Another day, another “wellness” piece of advice for celebrities. This time from Gwyneth Paltrow, the doyenne of celebrity’s ridiculous wellness advice, including the benefits of vaginal steaming and yoni eggs.
Except that Paltrow’s recent findings are far more shocking than making Kegels with $66 rose quartz.
During an interview with the podcast The Art of Being Well With Dr. Cole sincerely confided in a makeup-free Paltrow, 50, who was on an IV vitamin drip, that she typically ate coffee, bone broth and veggies on a day that also included fasting and working out with Tracy Anderson.
The Oscar-winner and owner of lifestyle brand Goop was unsurprisingly tugged on social media for it. Commentators said she “glorifies (sic) starvation” and “is a snake oil saleswoman” and “very, very sad”. One wrote: “I’m going to eat a whole tub of Nutella for lunch as a big f**k you to Gwyneth Paltrow”.
Actress Jameela Jamil urged her Instagram followers not to listen to celebrities discuss their diet, claiming that “most of them have some kind of eating disorder,” while model and body positivity activist Tess Holliday Paltrow accused of “glamorizing” eating disorders.
Obviously, Paltrow’s meals are cheerless. But honestly, did anyone seriously think she’d do something normal like eat a bowl of spaghetti bolognese topped with grated parmesan? Of course she does crazy things like just a sip of bone juice for lunch. After all, this is the woman who said she was “completely unbalanced” and eating carbs during the pandemic.
Look, if she wants to live on bone water, steamed veggies, and the fumes from vagina-scented candles, fine. In that regard, Paltrow should be pitied: she’s the product of her environment — years of scrutiny in Hollywood, decades of being told she had to look a certain way.

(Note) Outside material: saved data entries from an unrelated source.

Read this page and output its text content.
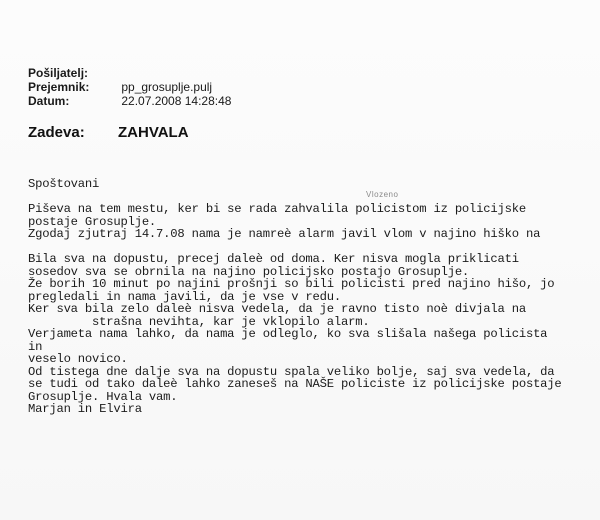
Pošiljatelj:
Prejemnik:	pp_grosuplje.pulj
Datum:	22.07.2008 14:28:48
Zadeva: ZAHVALA
Vlozeno
Spoštovani
Piševa na tem mestu, ker bi se rada zahvalila policistom iz policijske
postaje Grosuplje.
Zgodaj zjutraj 14.7.08 nama je namreè alarm javil vlom v najino hiško na
Bila sva na dopustu, precej daleè od doma. Ker nisva mogla priklicati
sosedov sva se obrnila na najino policijsko postajo Grosuplje.
Že borih 10 minut po najini prošnji so bili policisti pred najino hišo, jo
pregledali in nama javili, da je vse v redu.
Ker sva bila zelo daleè nisva vedela, da je ravno tisto noè divjala na
strašna nevihta, kar je vklopilo alarm.
Verjameta nama lahko, da nama je odleglo, ko sva slišala našega policista
in
veselo novico.
Od tistega dne dalje sva na dopustu spala veliko bolje, saj sva vedela, da
se tudi od tako daleè lahko zaneseš na NAŠE policiste iz policijske postaje
Grosuplje. Hvala vam.
Marjan in Elvira
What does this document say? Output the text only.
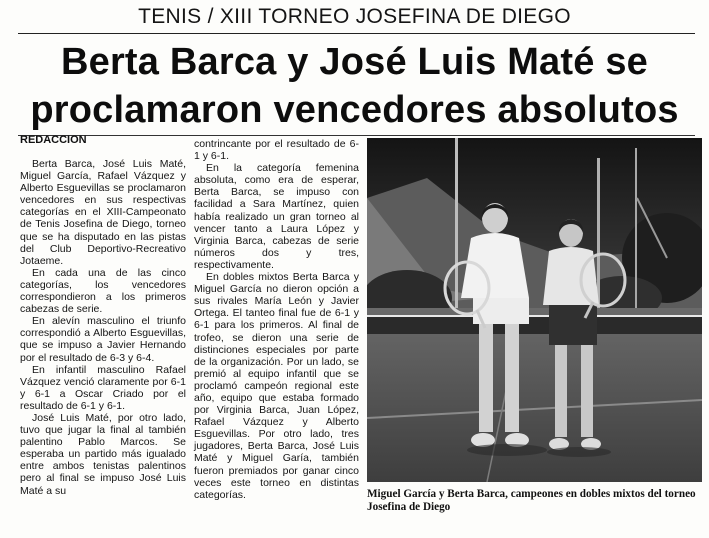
TENIS / XIII TORNEO JOSEFINA DE DIEGO
Berta Barca y José Luis Maté se
proclamaron vencedores absolutos
REDACCION

Berta Barca, José Luis Maté, Miguel García, Rafael Vázquez y Alberto Esguevillas se proclamaron vencedores en sus respectivas categorías en el XIII-Campeonato de Tenis Josefina de Diego, torneo que se ha disputado en las pistas del Club Deportivo-Recreativo Jotaeme.

En cada una de las cinco categorías, los vencedores correspondieron a los primeros cabezas de serie.

En alevín masculino el triunfo correspondió a Alberto Esguevillas, que se impuso a Javier Hernando por el resultado de 6-3 y 6-4.

En infantil masculino Rafael Vázquez venció claramente por 6-1 y 6-1 a Oscar Criado por el resultado de 6-1 y 6-1.

José Luis Maté, por otro lado, tuvo que jugar la final al también palentino Pablo Marcos. Se esperaba un partido más igualado entre ambos tenistas palentinos pero al final se impuso José Luis Maté a su

contrincante por el resultado de 6-1 y 6-1.

En la categoría femenina absoluta, como era de esperar, Berta Barca, se impuso con facilidad a Sara Martínez, quien había realizado un gran torneo al vencer tanto a Laura López y Virginia Barca, cabezas de serie números dos y tres, respectivamente.

En dobles mixtos Berta Barca y Miguel García no dieron opción a sus rivales María León y Javier Ortega. El tanteo final fue de 6-1 y 6-1 para los primeros. Al final de trofeo, se dieron una serie de distinciones especiales por parte de la organización. Por un lado, se premió al equipo infantil que se proclamó campeón regional este año, equipo que estaba formado por Virginia Barca, Juan López, Rafael Vázquez y Alberto Esguevillas. Por otro lado, tres jugadores, Berta Barca, José Luis Maté y Miguel Garía, también fueron premiados por ganar cinco veces este torneo en distintas categorías.	Miguel García y Berta Barca, campeones en dobles mixtos del torneo Josefina de Diego
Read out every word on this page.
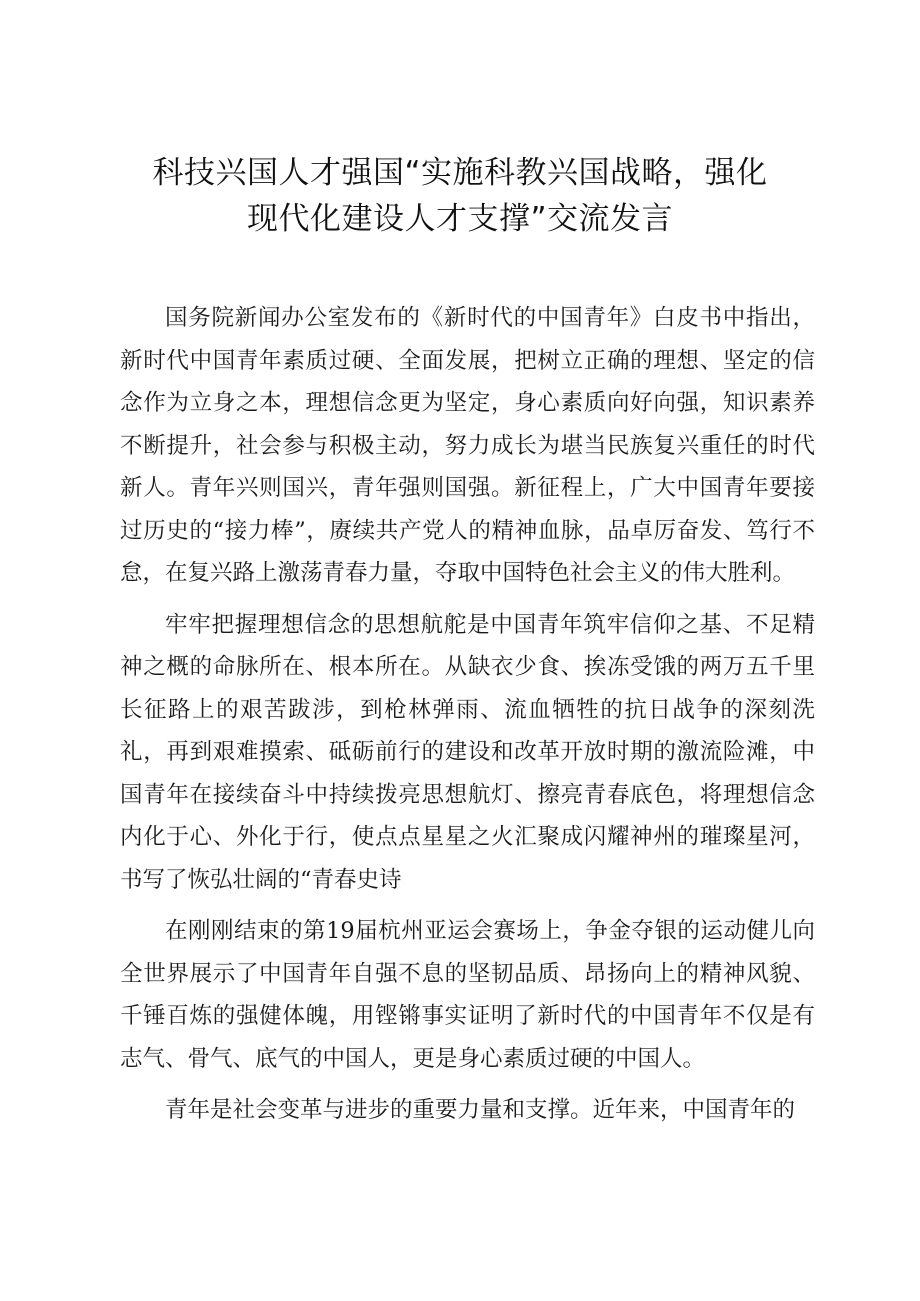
科技兴国人才强国“实施科教兴国战略，强化
现代化建设人才支撑”交流发言

国务院新闻办公室发布的《新时代的中国青年》白皮书中指出，新时代中国青年素质过硬、全面发展，把树立正确的理想、坚定的信念作为立身之本，理想信念更为坚定，身心素质向好向强，知识素养不断提升，社会参与积极主动，努力成长为堪当民族复兴重任的时代新人。青年兴则国兴，青年强则国强。新征程上，广大中国青年要接过历史的“接力棒”，赓续共产党人的精神血脉，品卓厉奋发、笃行不怠，在复兴路上激荡青春力量，夺取中国特色社会主义的伟大胜利。

牢牢把握理想信念的思想航舵是中国青年筑牢信仰之基、不足精神之概的命脉所在、根本所在。从缺衣少食、挨冻受饿的两万五千里长征路上的艰苦跋涉，到枪林弹雨、流血牺牲的抗日战争的深刻洗礼，再到艰难摸索、砥砺前行的建设和改革开放时期的激流险滩，中国青年在接续奋斗中持续拨亮思想航灯、擦亮青春底色，将理想信念内化于心、外化于行，使点点星星之火汇聚成闪耀神州的璀璨星河，书写了恢弘壮阔的“青春史诗

在刚刚结束的第19届杭州亚运会赛场上，争金夺银的运动健儿向全世界展示了中国青年自强不息的坚韧品质、昂扬向上的精神风貌、千锤百炼的强健体魄，用铿锵事实证明了新时代的中国青年不仅是有志气、骨气、底气的中国人，更是身心素质过硬的中国人。

青年是社会变革与进步的重要力量和支撑。近年来，中国青年的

Still, it remains deeply problematic for a Hollywood icon to so casually share what looks a lot like eating disorder news with the world in the name of well-being.
“You know, there’s a lot of impressionable people who think the right thing to do is fast until noon and then slurp bone broth with two hours of exercise,” says a woman in her early 40s who struggled with eating disorders in her teens and admits that her teenager would have copied Paltrow’s diet.
“[The video] should never have been posted. It’s just so, so irresponsible.”
Paltrow’s comments are damaging enough on their own, but when viewed in the context of a world where weight-loss injections are now sold in boots, where runways are populated by emaciated people, and where Kim Kardashian not long ago was proud of it purring about how much weight she’s lost, and how she managed to fit into Marilyn Monroe’s dress for the Met Ball — they’re going to be a disaster.
Any high-profile person who talks about their body or diet can help send countless people down the online rabbit holes of #Proana (proanorexia): Numerous studies have found links between media exposure – from social media to magazines – and the development of eating disorders. In early 2022, the NHS announced it was treating a record number of young people for eating disorders.
For older millennials and Gen Xers who witnessed the Y2K “shrink me skinny” mania firsthand as kids and teens in the 90s and early 2000s – their attitude feels both dated and like an instant time machine from 20 years ago at. This was an era of protruding hips, jagged collarbones, and miniskirts served with a thigh gap. Magazines drew circles of shame around the cellulite of female celebrities. It was miserable.
For many people, including Paltrow, the notion of size zero never completely went away. It hid in plain sight and held hands with health: #strongnotskinny, veganism, obsessive Pilates or distance running. There have been hints of taller models walking the runways in recent years, but they are still considered uncommon to the point of tokenism, particularly when designers who used plus-size models did not have plus-size clothing for actual customers to purchase create.
Paltrow’s bone broth regimen is regressive and harmful, but it’s also a reminder that women aren’t allowed to just exist as they are. We must always strive for improvement, through detox, nutrition, or wellness. We always have to be a problem that needs a solution – because that’s where money is. Women who feel like shit in their own skin are lucrative. Unattainable ideals of beauty are an evergreen cash cow. Like it or not, Paltrow, who owns a large piece of Goop worth $250 million, is a part of this issue.
No doubt Paltrow fans have and will support her, saying things like, “It’s not about being skinny, it’s about feeling good…” which is the standard response for anyone in the wellness space when blaming will promote eating disorders.
But it’s just not good enough. We are destined to be a developed and progressive society, and yet we still seem to accept that women embrace starvation in the name of well-being. How sad and unhealthy is that?